進級テストは希望があればいつでも受けられる。合格すれば上のクラスに上がれる。単位制なので、仕組みとしては必修科目と選択科目で単位を取り切れば一年目でも卒業出来る。
「実技もあったから、三ヶ月くらいかしら?毎日毎日ひたすら問題を解いて、ノイローゼになりそうだったわ!問題だって、大したことないんですもの!」
「さすがだな、叡智の魔女というのは本当なのか。」
「おばあちゃんが言うには、こちらの学問が遅れているんですって。あんなもの時間をかけて学ぶのは無駄だからさっさと終わらせろって言われたわ。」
おだてられてようやく調子が出てきたのか、リリはクッキーに手を伸ばした。
「魔女は色々学ぶの。医学薬学だけじゃなく、心理学とか経済学とか。法律もね。祖国で搾取されてきた歴史があるから、もう二度と騙されないようにってことらしいわ。」
なるほど、とリリ以外の四人は感心した。魔女に歴史アリだ。すると、リリは急にモジモジしだした。
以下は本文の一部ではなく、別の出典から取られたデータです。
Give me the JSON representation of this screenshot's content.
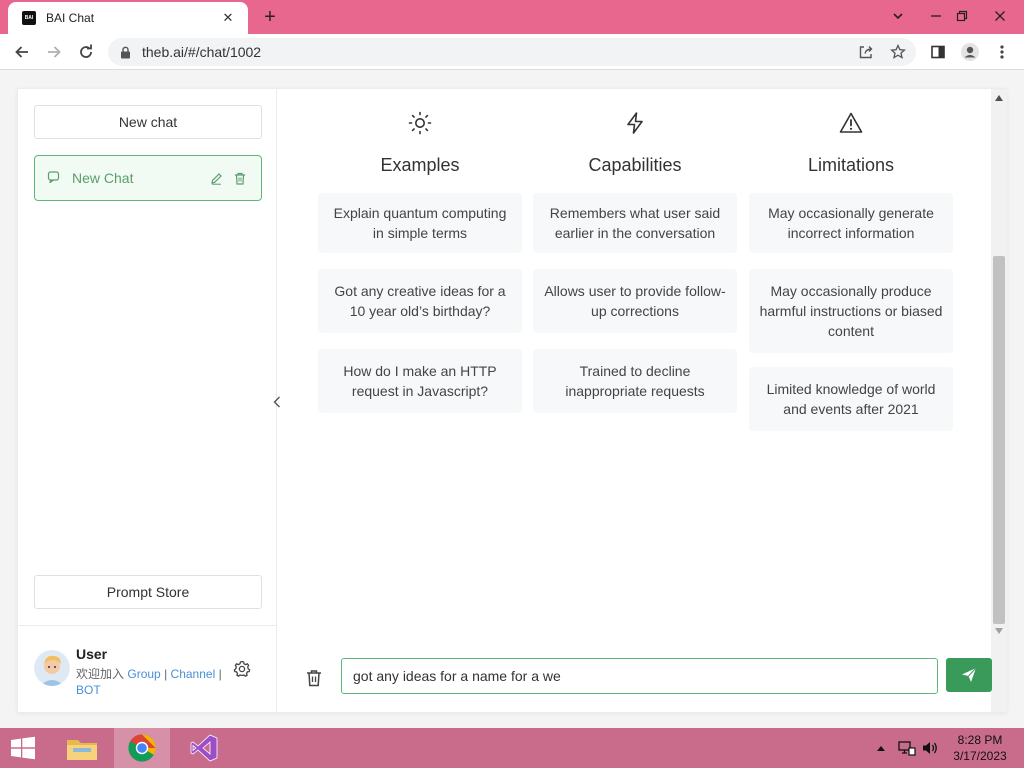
{
  "browser": {
    "tab_title": "BAI Chat",
    "tab_favicon_text": "BAI",
    "url": "theb.ai/#/chat/1002"
  },
  "sidebar": {
    "new_chat_label": "New chat",
    "chats": [
      {
        "label": "New Chat"
      }
    ],
    "prompt_store_label": "Prompt Store",
    "user": {
      "name": "User",
      "join_text": "欢迎加入",
      "links": [
        "Group",
        "Channel",
        "BOT"
      ],
      "separator": "|"
    }
  },
  "columns": [
    {
      "title": "Examples",
      "icon": "sun-icon",
      "cards": [
        "Explain quantum computing in simple terms",
        "Got any creative ideas for a 10 year old’s birthday?",
        "How do I make an HTTP request in Javascript?"
      ]
    },
    {
      "title": "Capabilities",
      "icon": "lightning-icon",
      "cards": [
        "Remembers what user said earlier in the conversation",
        "Allows user to provide follow-up corrections",
        "Trained to decline inappropriate requests"
      ]
    },
    {
      "title": "Limitations",
      "icon": "warning-icon",
      "cards": [
        "May occasionally generate incorrect information",
        "May occasionally produce harmful instructions or biased content",
        "Limited knowledge of world and events after 2021"
      ]
    }
  ],
  "composer": {
    "input_value": "got any ideas for a name for a we"
  },
  "taskbar": {
    "time": "8:28 PM",
    "date": "3/17/2023"
  },
  "colors": {
    "browser_frame": "#e8678f",
    "accent_green": "#3a9a5a",
    "taskbar": "#c96c8c"
  }
}
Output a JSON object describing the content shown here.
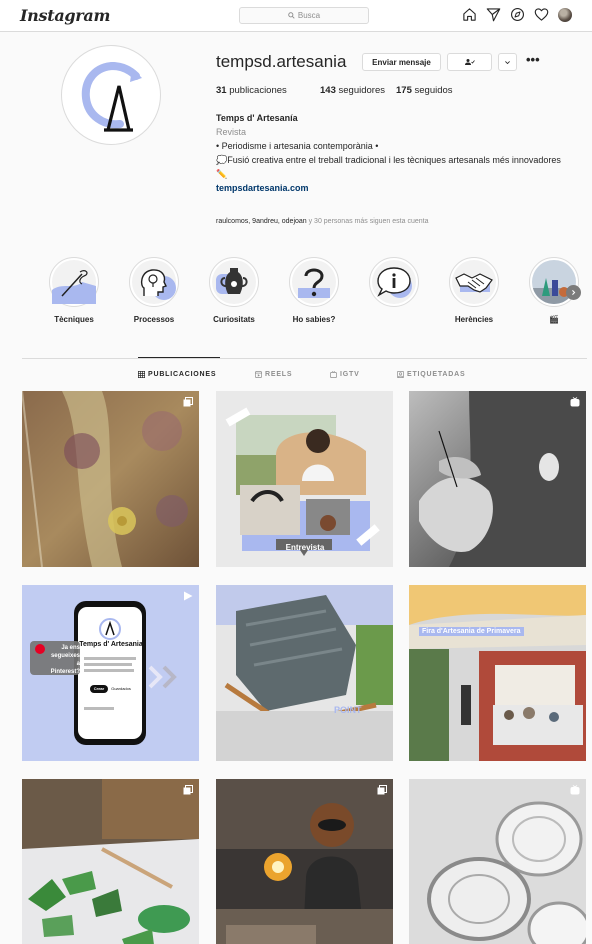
{
  "nav": {
    "logo": "Instagram",
    "search_placeholder": "Busca"
  },
  "profile": {
    "username": "tempsd.artesania",
    "message_button": "Enviar mensaje",
    "stats": {
      "posts_count": "31",
      "posts_label": "publicaciones",
      "followers_count": "143",
      "followers_label": "seguidores",
      "following_count": "175",
      "following_label": "seguidos"
    },
    "full_name": "Temps d' Artesanía",
    "category": "Revista",
    "bio_line1": "• Periodisme i artesania contemporània •",
    "bio_line2": "💭Fusió creativa entre el treball tradicional i les tècniques artesanals més innovadores",
    "bio_line3": "✏️",
    "website": "tempsdartesania.com",
    "followed_by_names": "raulcomos, 9andreu, odejoan",
    "followed_by_rest": " y 30 personas más siguen esta cuenta"
  },
  "highlights": [
    {
      "label": "Tècniques",
      "icon": "needle-icon"
    },
    {
      "label": "Processos",
      "icon": "head-bulb-icon"
    },
    {
      "label": "Curiositats",
      "icon": "vase-icon"
    },
    {
      "label": "Ho sabies?",
      "icon": "question-icon"
    },
    {
      "label": "",
      "icon": "info-bubble-icon"
    },
    {
      "label": "Herències",
      "icon": "handshake-icon"
    },
    {
      "label": "🎬",
      "icon": "clapper-icon"
    }
  ],
  "tabs": [
    {
      "label": "PUBLICACIONES",
      "icon": "grid-icon",
      "active": true
    },
    {
      "label": "REELS",
      "icon": "reels-icon",
      "active": false
    },
    {
      "label": "IGTV",
      "icon": "igtv-icon",
      "active": false
    },
    {
      "label": "ETIQUETADAS",
      "icon": "tagged-icon",
      "active": false
    }
  ],
  "posts": {
    "p2_caption": "Entrevista",
    "p4_pin_text": "Ja ens segueixes a Pinterest?",
    "p4_phone_title": "Temps d' Artesania",
    "p4_phone_btn1": "Crear",
    "p4_phone_btn2": "Guardados",
    "p5_caption": "POINT",
    "p6_caption": "Fira d'Artesania de Primavera"
  },
  "colors": {
    "accent_blue": "#a9b8ef",
    "link": "#00376b",
    "muted": "#8e8e8e",
    "border": "#dbdbdb"
  }
}
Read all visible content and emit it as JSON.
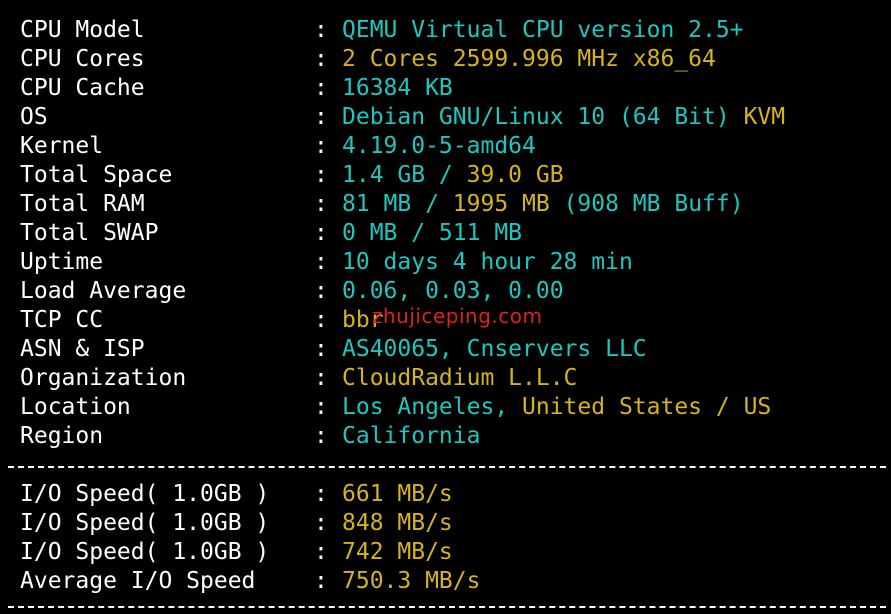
{
  "colors": {
    "background": "#000000",
    "label": "#ffffff",
    "cyan": "#1cc7c0",
    "yellow": "#d6b21e",
    "watermark": "#e0201a"
  },
  "separator": ":",
  "rows": [
    {
      "label": "CPU Model",
      "parts": [
        {
          "text": "QEMU Virtual CPU version 2.5+",
          "color": "cyan"
        }
      ]
    },
    {
      "label": "CPU Cores",
      "parts": [
        {
          "text": "2 Cores 2599.996 MHz x86_64",
          "color": "yellow"
        }
      ]
    },
    {
      "label": "CPU Cache",
      "parts": [
        {
          "text": "16384 KB",
          "color": "cyan"
        }
      ]
    },
    {
      "label": "OS",
      "parts": [
        {
          "text": "Debian GNU/Linux 10 (64 Bit) ",
          "color": "cyan"
        },
        {
          "text": "KVM",
          "color": "yellow"
        }
      ]
    },
    {
      "label": "Kernel",
      "parts": [
        {
          "text": "4.19.0-5-amd64",
          "color": "cyan"
        }
      ]
    },
    {
      "label": "Total Space",
      "parts": [
        {
          "text": "1.4 GB / ",
          "color": "cyan"
        },
        {
          "text": "39.0 GB",
          "color": "yellow"
        }
      ]
    },
    {
      "label": "Total RAM",
      "parts": [
        {
          "text": "81 MB / ",
          "color": "cyan"
        },
        {
          "text": "1995 MB",
          "color": "yellow"
        },
        {
          "text": " (908 MB Buff)",
          "color": "cyan"
        }
      ]
    },
    {
      "label": "Total SWAP",
      "parts": [
        {
          "text": "0 MB / 511 MB",
          "color": "cyan"
        }
      ]
    },
    {
      "label": "Uptime",
      "parts": [
        {
          "text": "10 days 4 hour 28 min",
          "color": "cyan"
        }
      ]
    },
    {
      "label": "Load Average",
      "parts": [
        {
          "text": "0.06, 0.03, 0.00",
          "color": "cyan"
        }
      ]
    },
    {
      "label": "TCP CC",
      "parts": [
        {
          "text": "bbr",
          "color": "yellow"
        }
      ]
    },
    {
      "label": "ASN & ISP",
      "parts": [
        {
          "text": "AS40065, Cnservers LLC",
          "color": "cyan"
        }
      ]
    },
    {
      "label": "Organization",
      "parts": [
        {
          "text": "CloudRadium L.L.C",
          "color": "yellow"
        }
      ]
    },
    {
      "label": "Location",
      "parts": [
        {
          "text": "Los Angeles, ",
          "color": "cyan"
        },
        {
          "text": "United States / US",
          "color": "yellow"
        }
      ]
    },
    {
      "label": "Region",
      "parts": [
        {
          "text": "California",
          "color": "cyan"
        }
      ]
    }
  ],
  "io_rows": [
    {
      "label": "I/O Speed( 1.0GB )",
      "parts": [
        {
          "text": "661 MB/s",
          "color": "yellow"
        }
      ]
    },
    {
      "label": "I/O Speed( 1.0GB )",
      "parts": [
        {
          "text": "848 MB/s",
          "color": "yellow"
        }
      ]
    },
    {
      "label": "I/O Speed( 1.0GB )",
      "parts": [
        {
          "text": "742 MB/s",
          "color": "yellow"
        }
      ]
    },
    {
      "label": "Average I/O Speed",
      "parts": [
        {
          "text": "750.3 MB/s",
          "color": "yellow"
        }
      ]
    }
  ],
  "watermark": "zhujiceping.com"
}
「だからね、今回のことも、まだ問題は残ってるでしょ?よかったら相談に乗ってあげようかなって……と、友だちだし?」
「あら?茶飲み仲間じゃなかったの?」
とテレサが揶揄った。リリはガシッと勢いよくレベッカをつかんで叫ぶ。
「もうっ!さっきは悪かったわよ!アタシたちは友だちよ!」
「じゃあ、私は?」
テレサが追い討ちをかけると、リリはまた真っ赤になってしまった。
「とっ、友だちよ!聞いたことあるわ!友だちの友だちは友だちなんでしょっ!?もうーっ!!」
「テレサ、あんまり揶揄わないであげて?」
あんまりリリが取り乱すので、リンダもジェフも大笑いしてしまった。
「ああ、おかしい!三人とも、もうすっかり仲良しね!」
目尻に溜まった涙を拭きながら、リンダはお茶を淹れ直すために席を立った。
リリちゃん暴走しがち。
テレサはレベッカが沈んでいくのを間近に見てきたので、それを解決してくれたリリに感謝していますが、かわいい子ほど揶揄いたくなる質なので、ついやってしまいます。